Perhaps Sally’s final words are the ones to be heeded: “What does the brain matter . . . compared with the heart?”

Just brilliant.

The Green Ray (1986)

Director Éric Rohmer with Marie Rivière

A film that was by turns boring, intriguing, excruciating and very French. “Excruciating” because it reminded you of how awful being young can be – uncertainty, boredom, dissatisfaction, the feeling that things should be progressing along a certain path but aren’t. Delphine’s summer holiday plans are disrupted at the final moment and she has to find somewhere else to go instead. Her engagement has ended and her friends nag her to find someone else. She tries Cherbourg, the Alps and Biarritz and is disconsolate in all those places. Finally there is what seems to be a fairy-tale ending – engineered by Delphine’s moment of decision combined with her “personal superstition”.

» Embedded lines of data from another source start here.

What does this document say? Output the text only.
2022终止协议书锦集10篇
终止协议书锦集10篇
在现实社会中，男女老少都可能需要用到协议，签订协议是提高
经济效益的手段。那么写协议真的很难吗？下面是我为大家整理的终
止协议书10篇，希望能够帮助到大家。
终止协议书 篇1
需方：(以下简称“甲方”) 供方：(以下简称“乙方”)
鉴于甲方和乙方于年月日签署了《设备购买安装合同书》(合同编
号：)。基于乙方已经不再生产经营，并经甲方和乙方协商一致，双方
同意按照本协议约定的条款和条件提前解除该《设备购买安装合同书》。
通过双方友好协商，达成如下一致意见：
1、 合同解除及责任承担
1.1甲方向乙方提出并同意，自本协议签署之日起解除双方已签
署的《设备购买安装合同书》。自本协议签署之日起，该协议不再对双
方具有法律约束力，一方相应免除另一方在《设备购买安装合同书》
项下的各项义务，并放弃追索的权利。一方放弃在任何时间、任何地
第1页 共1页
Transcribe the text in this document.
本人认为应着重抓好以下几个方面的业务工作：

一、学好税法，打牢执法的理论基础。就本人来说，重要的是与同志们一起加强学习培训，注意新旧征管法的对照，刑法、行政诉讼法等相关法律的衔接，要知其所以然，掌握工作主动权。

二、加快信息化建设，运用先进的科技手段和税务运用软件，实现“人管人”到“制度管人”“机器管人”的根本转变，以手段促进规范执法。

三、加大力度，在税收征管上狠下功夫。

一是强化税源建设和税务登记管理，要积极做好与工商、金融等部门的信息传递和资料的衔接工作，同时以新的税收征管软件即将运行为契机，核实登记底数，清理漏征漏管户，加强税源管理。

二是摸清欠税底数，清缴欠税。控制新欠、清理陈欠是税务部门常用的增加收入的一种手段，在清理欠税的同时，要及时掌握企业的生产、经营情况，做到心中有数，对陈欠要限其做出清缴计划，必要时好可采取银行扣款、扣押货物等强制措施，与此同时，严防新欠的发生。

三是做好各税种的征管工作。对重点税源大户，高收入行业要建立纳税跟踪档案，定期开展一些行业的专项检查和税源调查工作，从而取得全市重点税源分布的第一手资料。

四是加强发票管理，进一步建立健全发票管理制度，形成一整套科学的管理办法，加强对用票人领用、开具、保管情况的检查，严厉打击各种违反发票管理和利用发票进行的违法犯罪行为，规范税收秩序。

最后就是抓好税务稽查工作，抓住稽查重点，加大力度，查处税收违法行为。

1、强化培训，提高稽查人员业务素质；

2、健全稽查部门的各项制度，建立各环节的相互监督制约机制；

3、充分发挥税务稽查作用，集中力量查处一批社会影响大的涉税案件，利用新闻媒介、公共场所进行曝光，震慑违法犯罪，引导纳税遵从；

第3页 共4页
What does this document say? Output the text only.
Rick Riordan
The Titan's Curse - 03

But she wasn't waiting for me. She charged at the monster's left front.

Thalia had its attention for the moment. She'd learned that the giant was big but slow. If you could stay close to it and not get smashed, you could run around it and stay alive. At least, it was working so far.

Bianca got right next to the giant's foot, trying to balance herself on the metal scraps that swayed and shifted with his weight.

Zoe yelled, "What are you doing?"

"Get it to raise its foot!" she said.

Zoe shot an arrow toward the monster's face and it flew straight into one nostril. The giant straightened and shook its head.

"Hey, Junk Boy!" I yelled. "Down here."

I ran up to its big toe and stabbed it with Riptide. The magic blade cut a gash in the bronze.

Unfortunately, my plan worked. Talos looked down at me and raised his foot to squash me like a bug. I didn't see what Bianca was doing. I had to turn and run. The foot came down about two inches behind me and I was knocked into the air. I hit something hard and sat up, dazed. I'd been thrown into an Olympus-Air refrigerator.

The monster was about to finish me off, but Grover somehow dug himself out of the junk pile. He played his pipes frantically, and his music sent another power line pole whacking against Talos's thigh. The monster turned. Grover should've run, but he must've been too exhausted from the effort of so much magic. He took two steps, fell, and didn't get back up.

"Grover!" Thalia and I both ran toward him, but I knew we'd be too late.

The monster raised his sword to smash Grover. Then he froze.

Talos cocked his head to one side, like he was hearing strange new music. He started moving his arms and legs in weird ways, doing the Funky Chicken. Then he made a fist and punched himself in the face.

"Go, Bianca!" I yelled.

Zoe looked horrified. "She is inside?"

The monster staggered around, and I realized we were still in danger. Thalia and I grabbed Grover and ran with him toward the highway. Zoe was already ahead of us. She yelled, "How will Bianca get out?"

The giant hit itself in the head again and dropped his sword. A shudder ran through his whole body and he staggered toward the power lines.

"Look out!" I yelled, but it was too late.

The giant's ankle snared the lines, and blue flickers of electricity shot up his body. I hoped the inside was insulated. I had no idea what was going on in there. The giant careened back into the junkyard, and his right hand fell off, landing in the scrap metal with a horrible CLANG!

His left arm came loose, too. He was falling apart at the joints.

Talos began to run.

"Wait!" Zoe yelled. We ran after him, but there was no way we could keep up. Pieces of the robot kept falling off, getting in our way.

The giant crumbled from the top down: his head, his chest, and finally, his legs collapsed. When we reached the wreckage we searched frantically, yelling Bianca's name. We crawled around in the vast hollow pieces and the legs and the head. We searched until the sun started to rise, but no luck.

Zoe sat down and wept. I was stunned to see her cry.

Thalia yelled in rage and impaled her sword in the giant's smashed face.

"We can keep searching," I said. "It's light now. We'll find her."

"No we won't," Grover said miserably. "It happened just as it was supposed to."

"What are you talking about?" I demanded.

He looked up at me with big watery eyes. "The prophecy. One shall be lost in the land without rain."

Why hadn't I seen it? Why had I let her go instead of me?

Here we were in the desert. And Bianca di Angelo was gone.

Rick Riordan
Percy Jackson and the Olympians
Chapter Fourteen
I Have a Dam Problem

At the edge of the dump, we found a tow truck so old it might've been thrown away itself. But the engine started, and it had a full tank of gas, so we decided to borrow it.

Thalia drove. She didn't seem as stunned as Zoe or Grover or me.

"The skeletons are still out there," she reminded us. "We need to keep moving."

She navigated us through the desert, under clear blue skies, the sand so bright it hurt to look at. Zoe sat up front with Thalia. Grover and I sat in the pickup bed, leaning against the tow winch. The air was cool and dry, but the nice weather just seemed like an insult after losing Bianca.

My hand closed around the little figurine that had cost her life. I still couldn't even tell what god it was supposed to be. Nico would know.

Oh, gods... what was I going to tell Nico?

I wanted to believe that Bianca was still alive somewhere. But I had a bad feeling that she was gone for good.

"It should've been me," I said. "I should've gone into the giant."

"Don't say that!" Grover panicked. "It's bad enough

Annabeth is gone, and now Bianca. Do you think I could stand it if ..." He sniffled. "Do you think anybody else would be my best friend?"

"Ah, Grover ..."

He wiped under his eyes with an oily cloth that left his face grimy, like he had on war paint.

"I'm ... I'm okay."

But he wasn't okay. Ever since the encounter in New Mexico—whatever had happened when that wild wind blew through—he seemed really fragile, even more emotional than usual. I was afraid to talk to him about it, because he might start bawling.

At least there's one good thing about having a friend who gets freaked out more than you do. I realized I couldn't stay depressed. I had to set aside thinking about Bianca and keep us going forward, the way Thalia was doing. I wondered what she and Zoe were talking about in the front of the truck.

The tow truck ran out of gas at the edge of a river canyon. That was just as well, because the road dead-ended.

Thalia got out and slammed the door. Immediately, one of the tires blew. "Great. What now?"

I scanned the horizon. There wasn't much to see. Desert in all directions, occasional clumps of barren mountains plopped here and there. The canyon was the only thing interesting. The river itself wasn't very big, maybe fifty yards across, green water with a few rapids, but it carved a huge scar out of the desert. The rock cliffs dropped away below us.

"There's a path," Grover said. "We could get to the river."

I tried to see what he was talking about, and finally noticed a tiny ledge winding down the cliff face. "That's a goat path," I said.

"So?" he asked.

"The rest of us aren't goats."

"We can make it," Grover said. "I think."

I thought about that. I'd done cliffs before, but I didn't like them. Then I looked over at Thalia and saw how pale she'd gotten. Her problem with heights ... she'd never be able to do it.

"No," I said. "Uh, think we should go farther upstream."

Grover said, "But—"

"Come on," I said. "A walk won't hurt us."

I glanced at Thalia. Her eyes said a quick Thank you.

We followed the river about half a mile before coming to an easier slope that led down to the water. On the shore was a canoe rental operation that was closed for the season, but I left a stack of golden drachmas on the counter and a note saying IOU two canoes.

It was a film of observation: there was no analysis or judgment. Delphine is often in tears and her well-meaning friends describe her as depressed, but it’s presented as part of life. The film was semi-improvised – sometimes jarringly so, when characters seemed to be responding to an interviewer rather than just talking. Delphine had three or four major speeches when she tried to explain herself – her vegetarianism, her sense of not fitting in, and her refusal to accept one-night stands in place of romance. These – along with the pick-up scene – made the film feel quite different, its diffuse feeling suddenly coming into focus.